Dealing with that by using them as an excuse to engage in crony capitalism in
order to pass an over-expansive law that is clearly designed to distort the
market is not OK. Crony capitalism in general is not OK.

------
jongold
Reminds me of The Butcher's Son in Berkeley - a completely vegan deli, with
menu items advertised as if they were meat. I eat meat but it's one of my
favorite spots in the Bay - along with the Impossible Burger finding it's way
into restaurants I'm excited for more amazing vegan options so we can wean
ourselves off meat.

[http://www.thebutchersveganson.com](http://www.thebutchersveganson.com)

------
scythe
"A stampede"

I get the cattle-based pun, but this is oversold. At the store I see a 200
foot display case with the large majority devoted to beef, pork and chicken
and the fake meat over to one side, past the lamb/veal/"etc", taking up no
more than 10% of the display case. Customers aren't stupid, and stores aren't
either.

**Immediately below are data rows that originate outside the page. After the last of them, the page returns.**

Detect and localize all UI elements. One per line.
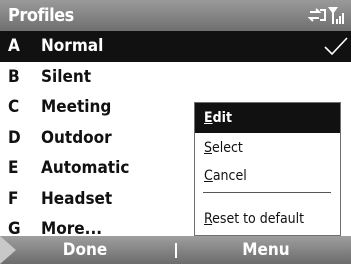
softkey-divider <box>175 243 177 258</box>
menu-item-label: elect <box>212 140 243 156</box>
menu-item-cancel[interactable]: Cancel <box>195 161 340 191</box>
signal-icon <box>328 7 344 24</box>
menu-accelerator: E <box>204 110 213 126</box>
accelerator-key: D <box>8 127 21 148</box>
accelerator-key: A <box>8 36 20 56</box>
status-icons <box>307 7 344 24</box>
accelerator-key: F <box>8 188 19 209</box>
menu-accelerator: S <box>204 140 212 156</box>
menu-item-edit[interactable]: Edit <box>195 103 340 133</box>
accelerator-key: B <box>8 66 20 87</box>
menu-softkey[interactable]: Menu <box>181 236 351 264</box>
menu-accelerator: R <box>204 211 213 227</box>
profile-label: Normal <box>41 36 104 56</box>
menu-separator <box>203 192 331 193</box>
menu-item-reset-to-default[interactable]: Reset to default <box>195 204 340 234</box>
context-menu: Edit Select Cancel Reset to default <box>194 102 341 236</box>
profile-item-normal[interactable]: A Normal <box>0 31 351 62</box>
page-title: Profiles <box>8 5 74 26</box>
menu-item-label: eset to default <box>212 211 305 227</box>
menu-accelerator: C <box>204 168 213 184</box>
checkmark-icon <box>324 37 348 56</box>
title-bar: Profiles <box>0 0 351 31</box>
profile-label: Outdoor <box>41 127 112 148</box>
menu-item-label: ancel <box>212 168 247 184</box>
profile-item-silent[interactable]: B Silent <box>0 62 351 93</box>
done-softkey[interactable]: Done <box>0 236 170 264</box>
menu-item-label: dit <box>212 110 232 126</box>
accelerator-key: C <box>8 97 20 117</box>
accelerator-key: E <box>8 158 19 178</box>
menu-item-select[interactable]: Select <box>195 133 340 163</box>
softkey-bar: Done Menu <box>0 236 351 264</box>
profile-label: Silent <box>41 66 92 87</box>
profile-label: Meeting <box>41 97 112 117</box>
profile-label: Headset <box>41 188 113 209</box>
profile-label: Automatic <box>41 158 130 178</box>
connectivity-icon <box>307 8 326 22</box>
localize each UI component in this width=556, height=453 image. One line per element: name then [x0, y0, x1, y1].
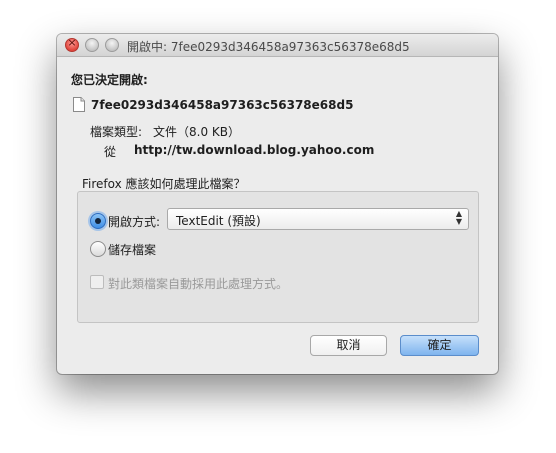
source-url: http://tw.download.blog.yahoo.com [134, 143, 375, 157]
application-select-value: TextEdit (預設) [176, 214, 261, 228]
download-dialog-window: 開啟中: 7fee0293d346458a97363c56378e68d5 您已… [57, 34, 498, 374]
close-window-button[interactable] [65, 36, 79, 52]
open-with-label[interactable]: 開啟方式: [108, 213, 160, 230]
handling-options-group: 開啟方式: TextEdit (預設) ▲ ▼ 儲存檔案 對此類檔案自動採用此處理… [77, 191, 479, 323]
radio-selected-dot [95, 218, 101, 224]
zoom-window-button[interactable] [105, 38, 119, 52]
minimize-window-button[interactable] [85, 38, 99, 52]
window-title: 開啟中: 7fee0293d346458a97363c56378e68d5 [127, 40, 410, 54]
save-file-radio[interactable] [90, 241, 106, 257]
cancel-button[interactable]: 取消 [310, 335, 387, 356]
file-type-label: 檔案類型: [90, 125, 143, 139]
open-with-radio[interactable] [90, 213, 106, 229]
remember-choice-label: 對此類檔案自動採用此處理方式。 [108, 277, 289, 291]
source-label: 從 [104, 145, 117, 159]
application-select[interactable]: TextEdit (預設) ▲ ▼ [167, 208, 469, 230]
select-updown-arrows-icon: ▲ ▼ [455, 209, 462, 226]
file-name: 7fee0293d346458a97363c56378e68d5 [91, 98, 354, 112]
dialog-heading: 您已決定開啟: [71, 73, 148, 87]
save-file-label[interactable]: 儲存檔案 [108, 241, 156, 258]
document-icon [73, 97, 85, 112]
handling-question: Firefox 應該如何處理此檔案？ [82, 177, 246, 191]
ok-button[interactable]: 確定 [400, 335, 479, 356]
remember-choice-checkbox[interactable] [90, 275, 104, 289]
title-bar[interactable]: 開啟中: 7fee0293d346458a97363c56378e68d5 [57, 34, 498, 57]
file-type-value: 文件（8.0 KB） [153, 125, 241, 139]
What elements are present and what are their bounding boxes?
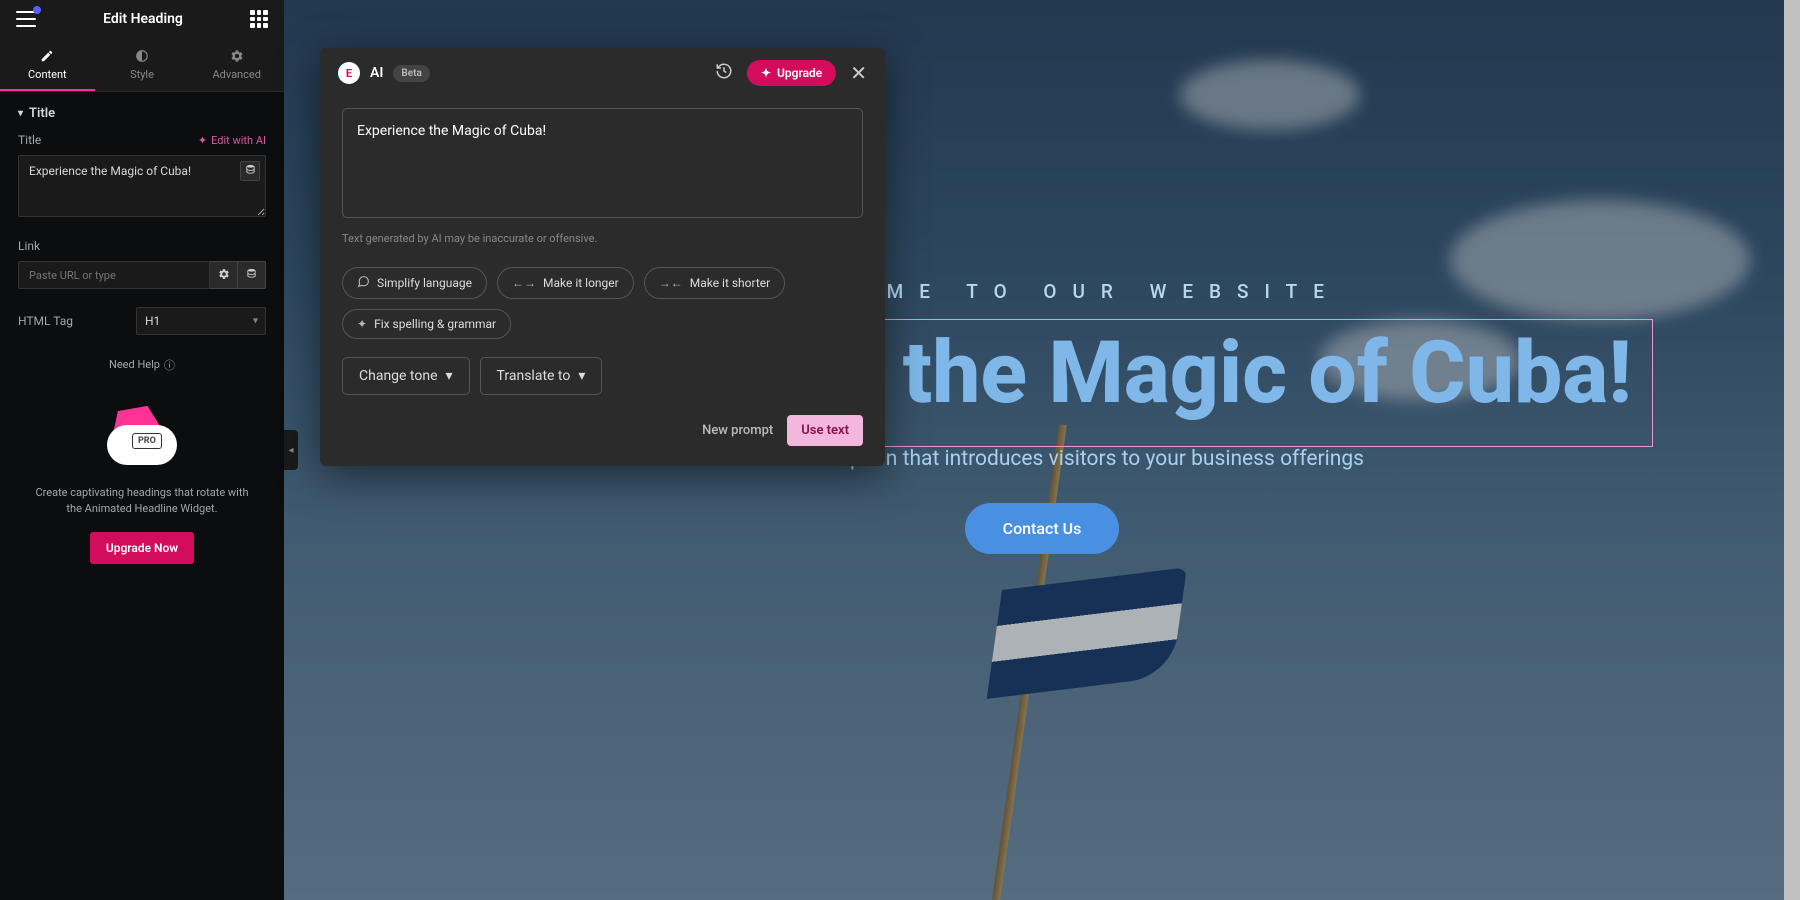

We want meat; they know how to sell it to us.

------
rdiddly
A stampede is singular, so a stampede of meatless products _overruns_ meat
cases.

Consider: Several eggs feel heavy. A box of eggs feels heavy.

Syntax error.

Edit after downvotes: English grammar is absolutely appropriate to talk about
in a forum of people who learn and use languages for a living, especially when
the offender is a publication of supposedly professional writers that
indicates said professionalism unequivocally by use of a paywall.